The inventor or a third party’s efforts to maintain control over the use of the invention may negate an otherwise public use under 35 U.S.C. § 102(b). Here, for example, a third-party misappropriator who illicitly obtained the claimed invention but for that reason took steps to keep his possession a secret was found to be insufficient to rise to the level of a public use under 35 U.S.C. § 102(b). “[A]n agreement of confidentiality, or circumstances creating a similar expectation of secrecy, may negate a public use where there is not commercial exploitation.”

Background / Facts: This appeal involves a challenge to the validity of two plant patents for varieties of table grapes developed by the U.S. Department of Agriculture (“USDA”) and licensed to the California Table Grape Commission. The plaintiffs filed suit seeking to invalidate the patents on the ground that the two grape varieties were in public use more than one year before the applications for both plant patents were filed, and that the patents are therefore invalid under the public use bar of 35 U.S.C. § 102(b) (2006).

Issue(s): Whether the actions of two individuals who obtained samples of the two patented plant varieties in an unauthorized manner and planted them in their own fields constituted an invalidating public use of the plant varieties.
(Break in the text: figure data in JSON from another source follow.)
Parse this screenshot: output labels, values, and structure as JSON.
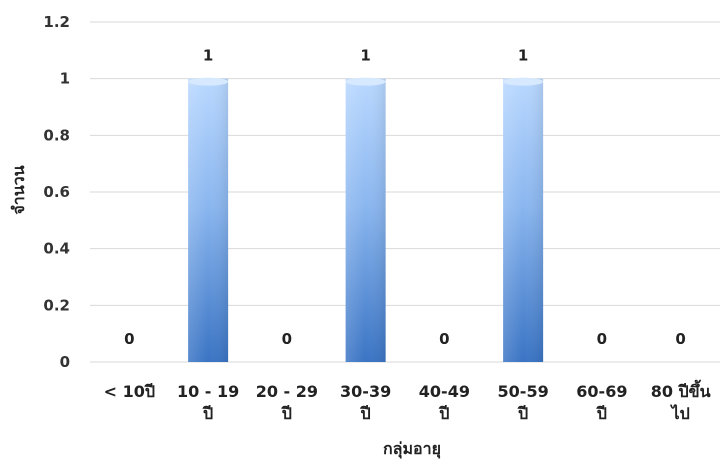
{
  "chart_data": {
    "type": "bar",
    "categories": [
      [
        "< 10ปี"
      ],
      [
        "10 - 19",
        "ปี"
      ],
      [
        "20 - 29",
        "ปี"
      ],
      [
        "30-39",
        "ปี"
      ],
      [
        "40-49",
        "ปี"
      ],
      [
        "50-59",
        "ปี"
      ],
      [
        "60-69",
        "ปี"
      ],
      [
        "80 ปีขึ้น",
        "ไป"
      ]
    ],
    "values": [
      0,
      1,
      0,
      1,
      0,
      1,
      0,
      0
    ],
    "data_labels": [
      "0",
      "1",
      "0",
      "1",
      "0",
      "1",
      "0",
      "0"
    ],
    "title": "",
    "xlabel": "กลุ่มอายุ",
    "ylabel": "จำนวน",
    "ylim": [
      0,
      1.2
    ],
    "yticks": [
      0,
      0.2,
      0.4,
      0.6,
      0.8,
      1,
      1.2
    ],
    "ytick_labels": [
      "0",
      "0.2",
      "0.4",
      "0.6",
      "0.8",
      "1",
      "1.2"
    ],
    "grid": true,
    "legend": "none",
    "colors": {
      "bar_light": "#a9cdfb",
      "bar_dark": "#3a74c4",
      "grid": "#d9d9d9"
    }
  }
}
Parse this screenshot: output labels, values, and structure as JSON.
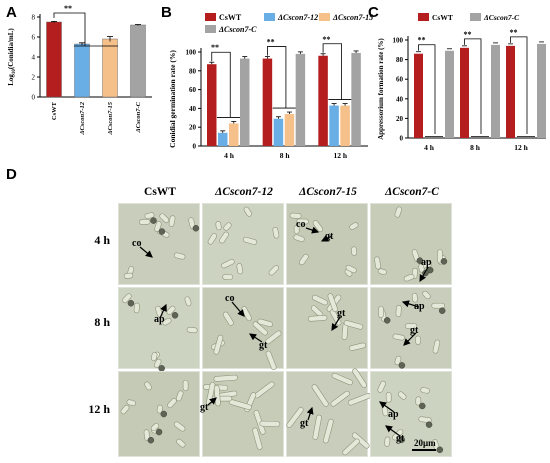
{
  "panels": {
    "A": "A",
    "B": "B",
    "C": "C",
    "D": "D"
  },
  "colors": {
    "wt": "#b41e1e",
    "m12": "#6aaee6",
    "m15": "#f5c08a",
    "comp": "#a3a3a3"
  },
  "panelA": {
    "ylabel": "Log10(Conidia/mL)",
    "ylabel_base": "Log",
    "ylabel_sub": "10",
    "ylabel_rest": "(Conidia/mL)",
    "yticks": [
      "0",
      "2",
      "4",
      "6",
      "8"
    ],
    "sig": "**",
    "chart_data": {
      "type": "bar",
      "categories": [
        "CsWT",
        "ΔCscon7-12",
        "ΔCscon7-15",
        "ΔCscon7-C"
      ],
      "values": [
        7.5,
        5.3,
        5.8,
        7.2
      ],
      "errors": [
        0.06,
        0.12,
        0.25,
        0.05
      ],
      "ylabel": "Log10(Conidia/mL)",
      "ylim": [
        0,
        8
      ]
    }
  },
  "panelB": {
    "ylabel": "Conidial germination rate (%)",
    "yticks": [
      "0",
      "20",
      "40",
      "60",
      "80",
      "100"
    ],
    "xticks": [
      "4 h",
      "8 h",
      "12 h"
    ],
    "sig": "**",
    "legend": [
      "CsWT",
      "ΔCscon7-12",
      "ΔCscon7-15",
      "ΔCscon7-C"
    ],
    "chart_data": {
      "type": "bar",
      "categories": [
        "4 h",
        "8 h",
        "12 h"
      ],
      "series": [
        {
          "name": "CsWT",
          "values": [
            87,
            93,
            96
          ]
        },
        {
          "name": "ΔCscon7-12",
          "values": [
            14,
            29,
            43
          ]
        },
        {
          "name": "ΔCscon7-15",
          "values": [
            24,
            34,
            43
          ]
        },
        {
          "name": "ΔCscon7-C",
          "values": [
            93,
            98,
            99
          ]
        }
      ],
      "ylabel": "Conidial germination rate (%)",
      "ylim": [
        0,
        100
      ]
    }
  },
  "panelC": {
    "ylabel": "Appressorium formation rate (%)",
    "yticks": [
      "0",
      "20",
      "40",
      "60",
      "80",
      "100"
    ],
    "xticks": [
      "4 h",
      "8 h",
      "12 h"
    ],
    "sig": "**",
    "legend": [
      "CsWT",
      "ΔCscon7-C"
    ],
    "chart_data": {
      "type": "bar",
      "categories": [
        "4 h",
        "8 h",
        "12 h"
      ],
      "series": [
        {
          "name": "CsWT",
          "values": [
            86,
            92,
            94
          ]
        },
        {
          "name": "ΔCscon7-C",
          "values": [
            89,
            95,
            96
          ]
        }
      ],
      "ylabel": "Appressorium formation rate (%)",
      "ylim": [
        0,
        100
      ]
    }
  },
  "panelD": {
    "columns": [
      "CsWT",
      "ΔCscon7-12",
      "ΔCscon7-15",
      "ΔCscon7-C"
    ],
    "rows": [
      "4 h",
      "8 h",
      "12 h"
    ],
    "labels": {
      "co": "co",
      "gt": "gt",
      "ap": "ap"
    },
    "scale": "20μm"
  }
}
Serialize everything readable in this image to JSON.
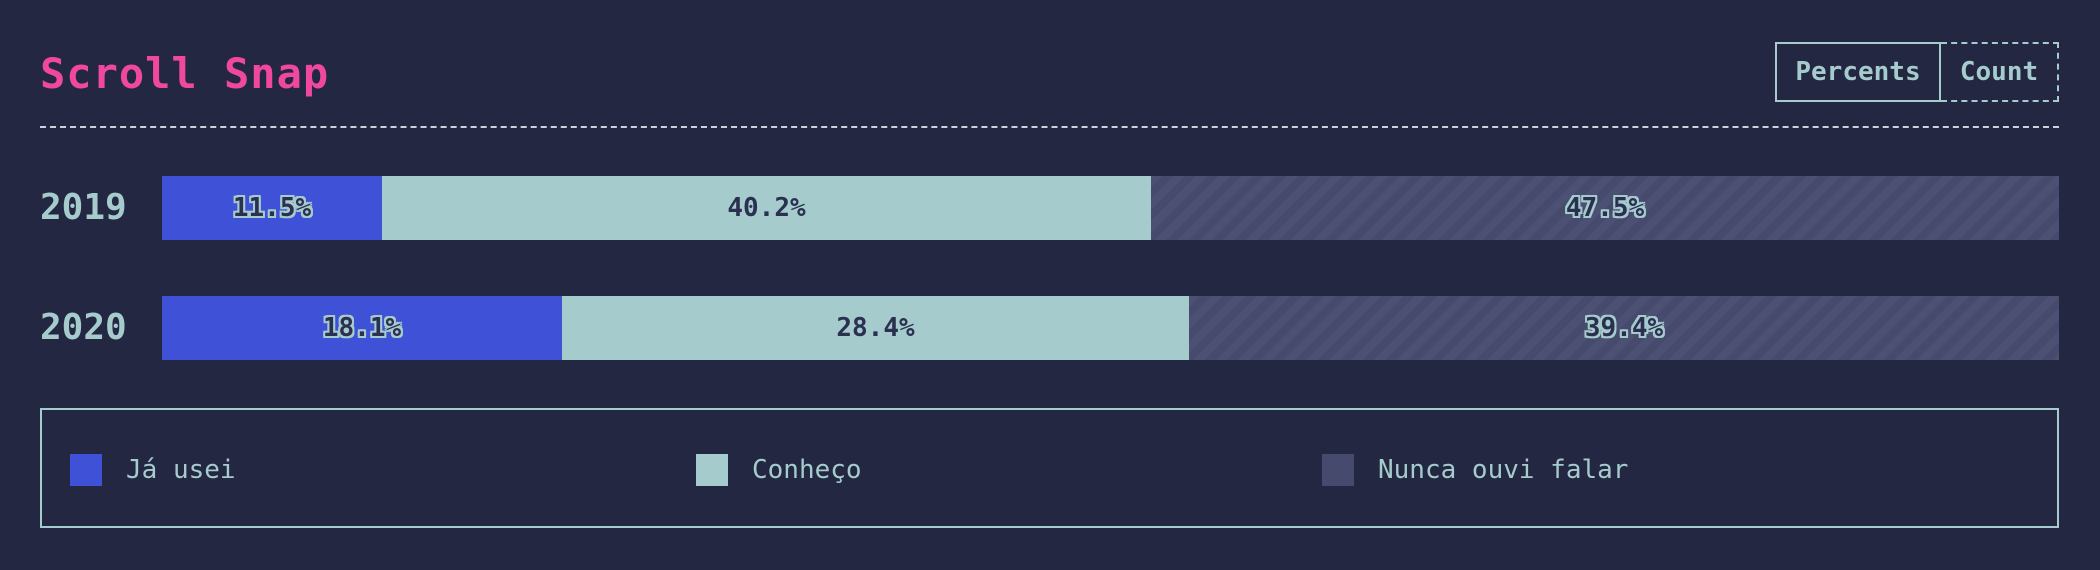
{
  "header": {
    "title": "Scroll Snap",
    "toggle": {
      "percents_label": "Percents",
      "count_label": "Count",
      "active": "Percents"
    }
  },
  "chart_data": {
    "type": "bar",
    "orientation": "horizontal",
    "stacked": true,
    "categories": [
      "2019",
      "2020"
    ],
    "series": [
      {
        "name": "Já usei",
        "color": "#3f51d6",
        "values": [
          11.5,
          18.1
        ]
      },
      {
        "name": "Conheço",
        "color": "#a5cbcd",
        "values": [
          40.2,
          28.4
        ]
      },
      {
        "name": "Nunca ouvi falar",
        "color": "#464b6e",
        "values": [
          47.5,
          39.4
        ]
      }
    ],
    "value_labels": [
      [
        "11.5%",
        "40.2%",
        "47.5%"
      ],
      [
        "18.1%",
        "28.4%",
        "39.4%"
      ]
    ],
    "legend_placement": "bottom"
  },
  "legend": {
    "items": [
      {
        "label": "Já usei",
        "color": "#3f51d6"
      },
      {
        "label": "Conheço",
        "color": "#a5cbcd"
      },
      {
        "label": "Nunca ouvi falar",
        "color": "#464b6e"
      }
    ]
  }
}
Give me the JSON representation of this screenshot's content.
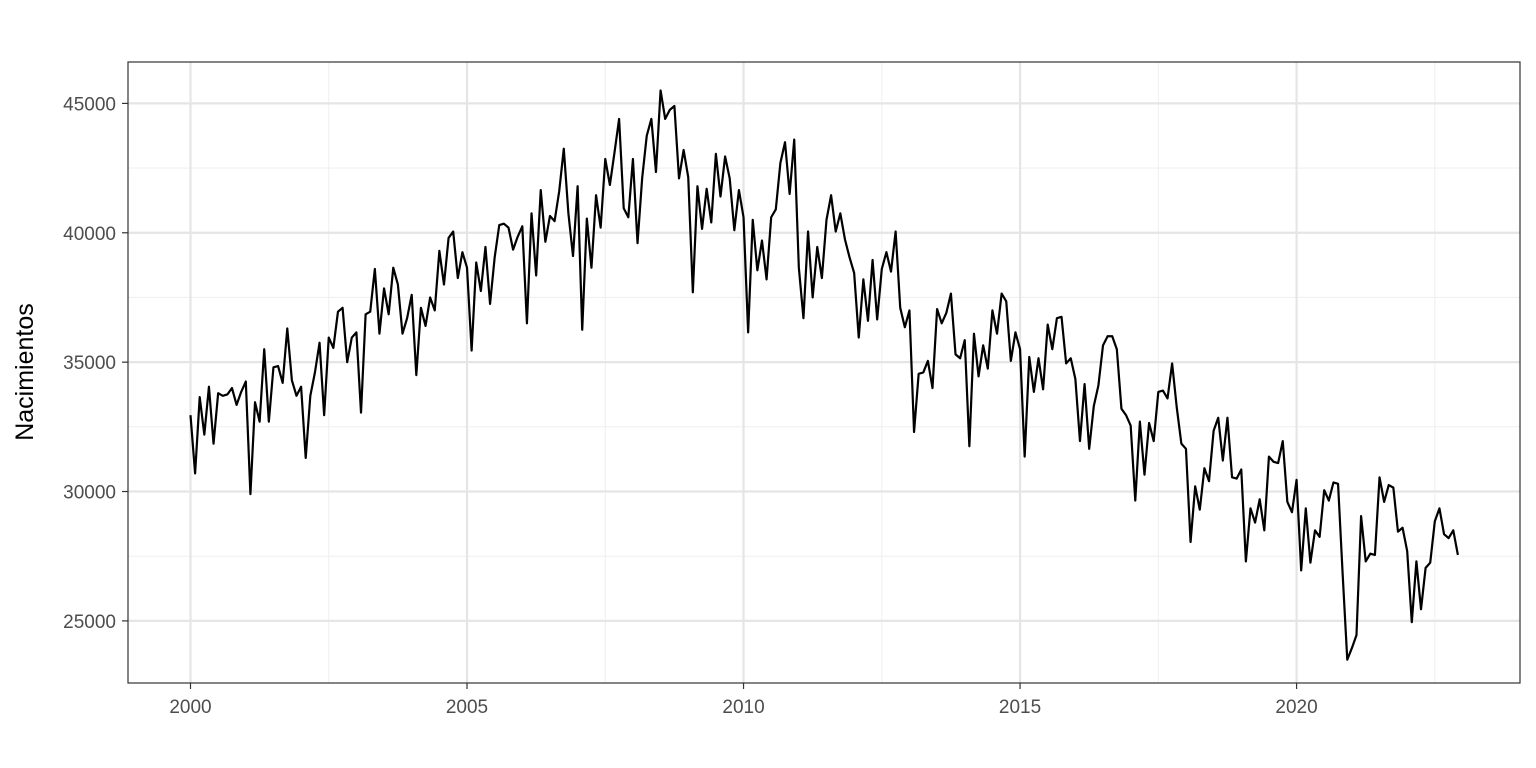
{
  "chart_data": {
    "type": "line",
    "title": "",
    "xlabel": "",
    "ylabel": "Nacimientos",
    "xlim": [
      1998.87,
      2024.04
    ],
    "ylim": [
      22600,
      46600
    ],
    "xticks": [
      2000,
      2005,
      2010,
      2015,
      2020
    ],
    "yticks": [
      25000,
      30000,
      35000,
      40000,
      45000
    ],
    "grid": true,
    "legend": "none",
    "line_color": "#000000",
    "start": {
      "year": 2000,
      "month": 1
    },
    "series": [
      {
        "values": [
          32950,
          30700,
          33650,
          32200,
          34050,
          31850,
          33800,
          33700,
          33750,
          34000,
          33350,
          33850,
          34250,
          29900,
          33450,
          32700,
          35500,
          32700,
          34800,
          34850,
          34200,
          36300,
          34300,
          33700,
          34050,
          31300,
          33700,
          34600,
          35750,
          32950,
          35950,
          35550,
          36950,
          37100,
          35000,
          35950,
          36150,
          33050,
          36850,
          36950,
          38600,
          36100,
          37850,
          36850,
          38650,
          38000,
          36100,
          36700,
          37600,
          34500,
          37100,
          36400,
          37500,
          37000,
          39300,
          38000,
          39800,
          40050,
          38250,
          39250,
          38650,
          35450,
          38850,
          37750,
          39450,
          37250,
          39050,
          40300,
          40350,
          40200,
          39350,
          39850,
          40250,
          36500,
          40750,
          38350,
          41650,
          39650,
          40650,
          40450,
          41600,
          43250,
          40750,
          39100,
          41800,
          36250,
          40550,
          38650,
          41450,
          40200,
          42850,
          41850,
          43100,
          44400,
          40950,
          40600,
          42850,
          39600,
          42100,
          43750,
          44400,
          42350,
          45500,
          44400,
          44750,
          44900,
          42100,
          43200,
          42150,
          37700,
          41800,
          40150,
          41700,
          40400,
          43050,
          41400,
          42950,
          42100,
          40100,
          41650,
          40600,
          36150,
          40500,
          38550,
          39700,
          38200,
          40600,
          40900,
          42700,
          43500,
          41500,
          43600,
          38650,
          36700,
          40050,
          37500,
          39450,
          38250,
          40500,
          41450,
          40050,
          40750,
          39750,
          39050,
          38450,
          35950,
          38200,
          36600,
          38950,
          36650,
          38600,
          39250,
          38500,
          40050,
          37100,
          36350,
          37000,
          32300,
          34550,
          34600,
          35050,
          34000,
          37050,
          36500,
          36900,
          37650,
          35300,
          35150,
          35850,
          31750,
          36100,
          34450,
          35650,
          34750,
          37000,
          36100,
          37650,
          37350,
          35050,
          36150,
          35500,
          31350,
          35200,
          33850,
          35150,
          33950,
          36450,
          35500,
          36700,
          36750,
          34950,
          35150,
          34350,
          31950,
          34150,
          31650,
          33300,
          34100,
          35650,
          36000,
          36000,
          35500,
          33200,
          32950,
          32550,
          29650,
          32700,
          30650,
          32650,
          31950,
          33850,
          33900,
          33600,
          34950,
          33250,
          31850,
          31650,
          28050,
          30200,
          29300,
          30900,
          30400,
          32350,
          32850,
          31200,
          32850,
          30550,
          30500,
          30850,
          27300,
          29350,
          28800,
          29700,
          28500,
          31350,
          31150,
          31100,
          31950,
          29600,
          29200,
          30450,
          26950,
          29350,
          27250,
          28500,
          28250,
          30050,
          29650,
          30350,
          30300,
          26800,
          23500,
          23950,
          24450,
          29050,
          27300,
          27600,
          27550,
          30550,
          29600,
          30250,
          30150,
          28450,
          28600,
          27700,
          24950,
          27300,
          25450,
          27050,
          27250,
          28850,
          29350,
          28350,
          28200,
          28500,
          27550
        ]
      }
    ]
  }
}
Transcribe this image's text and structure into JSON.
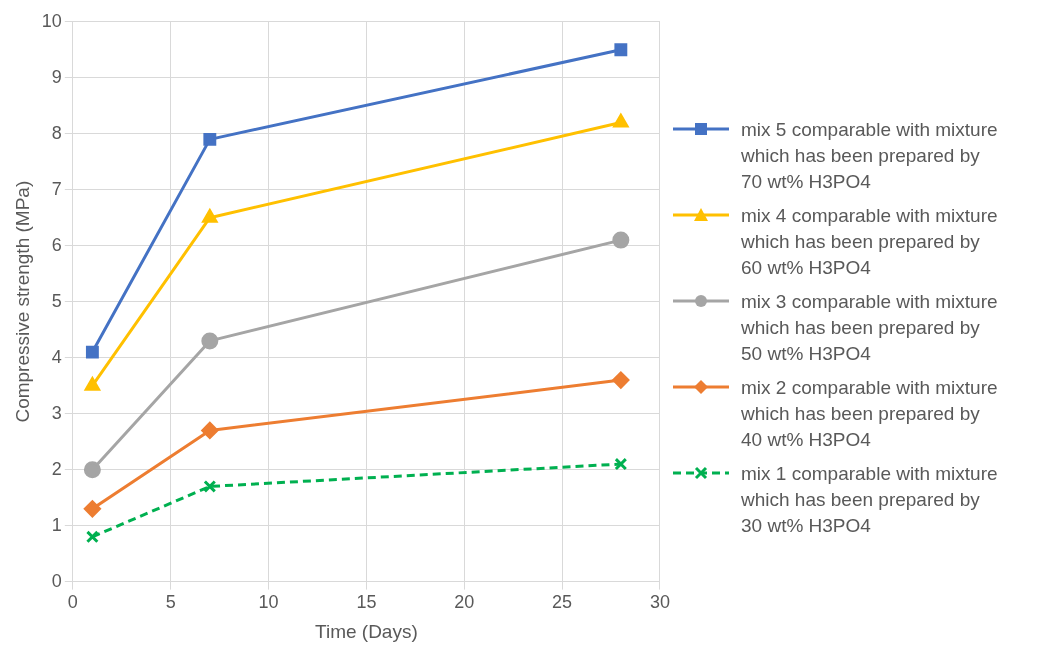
{
  "chart_data": {
    "type": "line",
    "xlabel": "Time (Days)",
    "ylabel": "Compressive strength (MPa)",
    "x": [
      1,
      7,
      28
    ],
    "xlim": [
      0,
      30
    ],
    "xticks": [
      0,
      5,
      10,
      15,
      20,
      25,
      30
    ],
    "ylim": [
      0,
      10
    ],
    "yticks": [
      0,
      1,
      2,
      3,
      4,
      5,
      6,
      7,
      8,
      9,
      10
    ],
    "grid": true,
    "legend": "right",
    "series": [
      {
        "name": "mix 5 comparable with mixture which has been prepared by 70 wt% H3PO4",
        "color": "#4472c4",
        "values": [
          4.1,
          7.9,
          9.5
        ],
        "marker": "square",
        "line_style": "solid"
      },
      {
        "name": "mix 4 comparable with mixture which has been prepared by 60 wt% H3PO4",
        "color": "#ffc000",
        "values": [
          3.5,
          6.5,
          8.2
        ],
        "marker": "triangle",
        "line_style": "solid"
      },
      {
        "name": "mix 3 comparable with mixture which has been prepared by 50 wt% H3PO4",
        "color": "#a5a5a5",
        "values": [
          2.0,
          4.3,
          6.1
        ],
        "marker": "circle",
        "line_style": "solid"
      },
      {
        "name": "mix 2 comparable with mixture which has been prepared by 40 wt% H3PO4",
        "color": "#ed7d31",
        "values": [
          1.3,
          2.7,
          3.6
        ],
        "marker": "diamond",
        "line_style": "solid"
      },
      {
        "name": "mix 1 comparable with mixture which has been prepared by 30 wt% H3PO4",
        "color": "#00b050",
        "values": [
          0.8,
          1.7,
          2.1
        ],
        "marker": "cross",
        "line_style": "dashed"
      }
    ]
  }
}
Holding(s): No. “The facts of this case … show that [the misappropriator] sought to maintain control of the plants he obtained. … Although [he] shared the plants with his cousin, the evidence showed that [the cousin] was aware of the need to keep the plants secret, and at [the misappropriator’s] urging, [the cousin] continued to treat his possession of the unreleased varieties as confidential and non-public. This case is therefore wholly different from the Supreme Court’s decision in Egbert v. Lippmann, where the inventor himself gave the invention to a third party with no understanding or expectation that the third party would maintain secrecy as to the invention.”